Is aortic dissection serious? What should I pay attention to during bed rest during an acute attack?

Is aortic dissection serious? What should I pay attention to during bed rest during an acute attack?

Author: Zhao Hongxia, deputy chief nurse, Beijing Anzhen Hospital, Capital Medical University

Reviewer: Zhi Xiuyi, Chief Physician, Xuanwu Hospital, Capital Medical University

Aortic dissection is relatively rare in clinical practice, but the condition is dangerous, progresses rapidly, and has a high mortality rate, about 50% within 48 hours. For every additional hour of untreated acute aortic dissection, the mortality rate increases by 1%. If it is discovered early, diagnosed and treated in time, the patient's survival rate will be significantly improved.

There are many causes of aortic dissection, such as poorly controlled hypertension, which accounts for about 75%; in addition, connective tissue diseases such as atherosclerosis, Marfan syndrome, trauma, pregnancy, drug abuse, etc. can all cause aortic dissection.

In terms of gender, the incidence rate in men is twice that in women, and the age of onset is approximately between 40 and 60 years old.

The most prominent symptom of aortic dissection is sudden pain in the chest, back and abdomen. This pain is described as tearing or knife-like pain, often with a feeling of impending death.

Figure 1 Original copyright image, no permission to reprint

If you experience unexplained chest pain, difficulty breathing, or even fainting at home, you should immediately go to bed and rest. The patient or family members should immediately call 120, wait for emergency personnel to come to your home, and send you to a nearby hospital for diagnosis and treatment.

It should be emphasized that at this time, do not randomly perform pressure, medication, patting, hot compress, etc. on the patient. Without finding out the cause, these operations will not only fail to solve the problem, but will also threaten the patient's life.

Chest pain caused by angina pectoris can be relieved in about 15 minutes, and taking nitrate drugs is effective. However, chest pain caused by aortic dissection can last for more than a few hours, and general painkillers are ineffective. Only lowering blood pressure and giving strong analgesics such as morphine and pethidine will be effective.

So when this happens, what the patient can do is seek medical attention immediately and let the doctor diagnose whether it is coronary heart disease, aortic dissection, etc.

If aortic dissection occurs, the acute phase lasts for two weeks and the patient should absolutely stay in bed.

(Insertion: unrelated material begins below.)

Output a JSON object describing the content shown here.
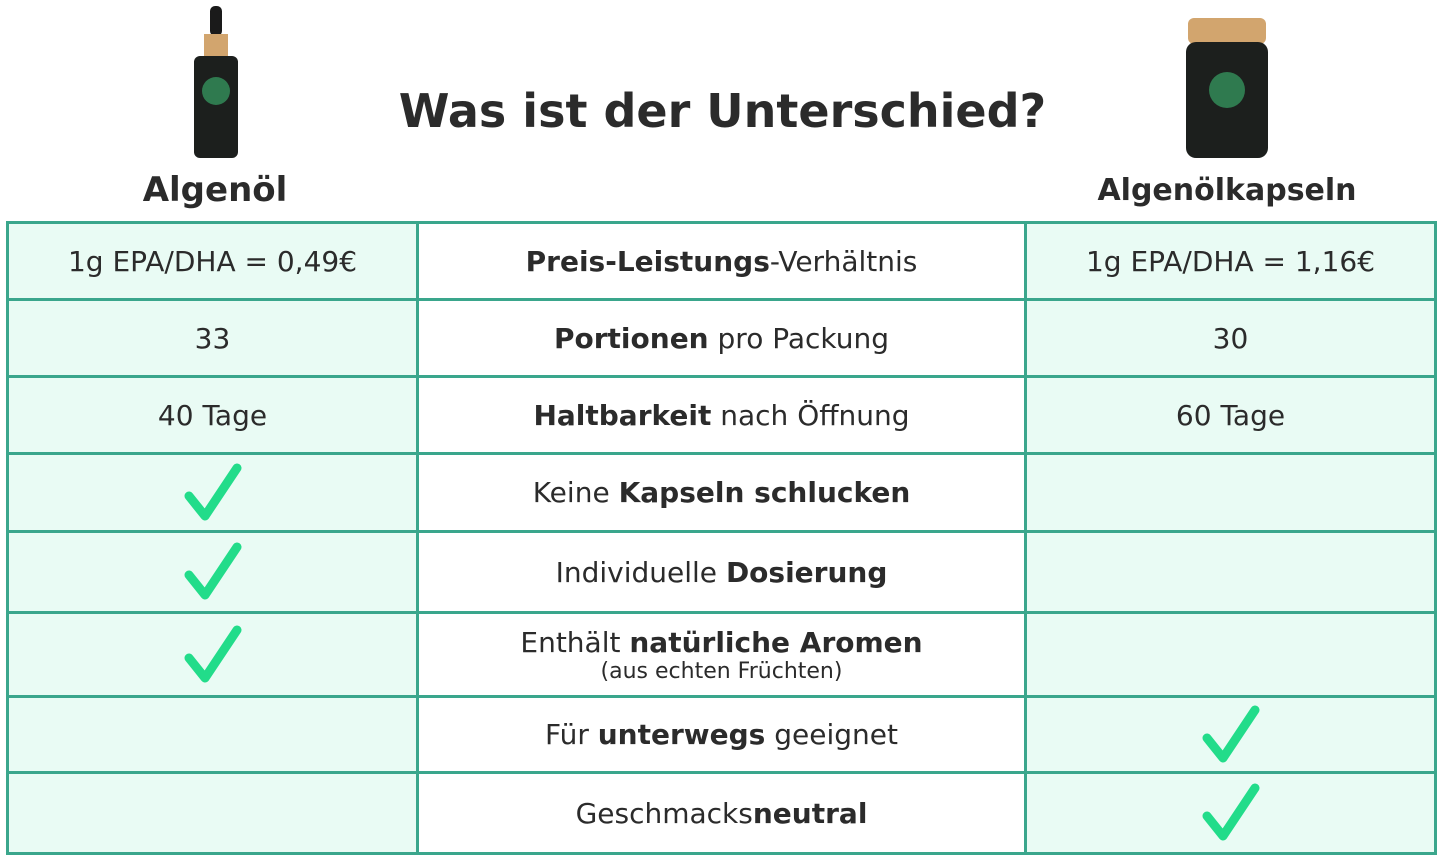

Patients who stay in bed for a long time should pay attention to preventing the formation of lower extremity venous thrombosis, such as pumping ankle exercises, and properly moving the ankle, knee, wrist, elbow, and shoulder joints. However, it should be noted that large exercises are not recommended, and attention should be paid to avoiding or reducing coughing, sneezing and other actions to avoid increasing chest and abdominal pressure.

For patients who have just been admitted to the hospital, if the oxygen saturation is low, oxygen therapy is still needed. When oxygen is inhaled, pay attention to the patient's oxygen saturation. If the oxygen saturation is lower than 93%, increase the oxygen flow or use dual-channel oxygen inhalation.

For example, if the patient feels dryness in the nasal cavity, he or she can communicate with the nurse in time and change the nasal oxygen tube to mask oxygen inhalation, and humidify the oxygen to alleviate the discomfort symptoms.

For patients and their families, do not adjust the oxygen flow by themselves, because when the oxygen flow is too high, it will cause dryness in the nasal cavity, which is not good for the patient.

Figure 2 Original copyright image, no permission to reprint

In addition, during oxygen inhalation, if the patient feels short of breath or uncomfortable, he or she should promptly report it to the medical staff, who will also monitor the patient's oxygen saturation in real time.

Patients with aortic dissection need to defecate in bed during acute bed rest, and constipation is also a common problem.

Patients should pay attention to eating more crude fiber vegetables and fruits. If their heart function is not damaged, it is recommended to drink more water. They can also eat more foods that are easy to defecate, such as sweet potatoes.

For patients with severe constipation, doctors give them some laxatives, such as lactulose, laxatives, etc. In clinical practice, lactulose has a better effect in promoting excretion. At the same time, it should be noted that enema is not recommended because it increases abdominal pressure and easily causes aortic dissection.

Some patients may have difficulty urinating because they are not used to defecating in bed. At this time, you can let the patient listen to the sound of water, apply hot compress on the lower abdomen, listen to music to relax, and if it still doesn't work, place a urinary catheter to urinate.

Therefore, patients do not need to worry too much. If they are unable to urinate or defecate, medical staff will help them take appropriate measures.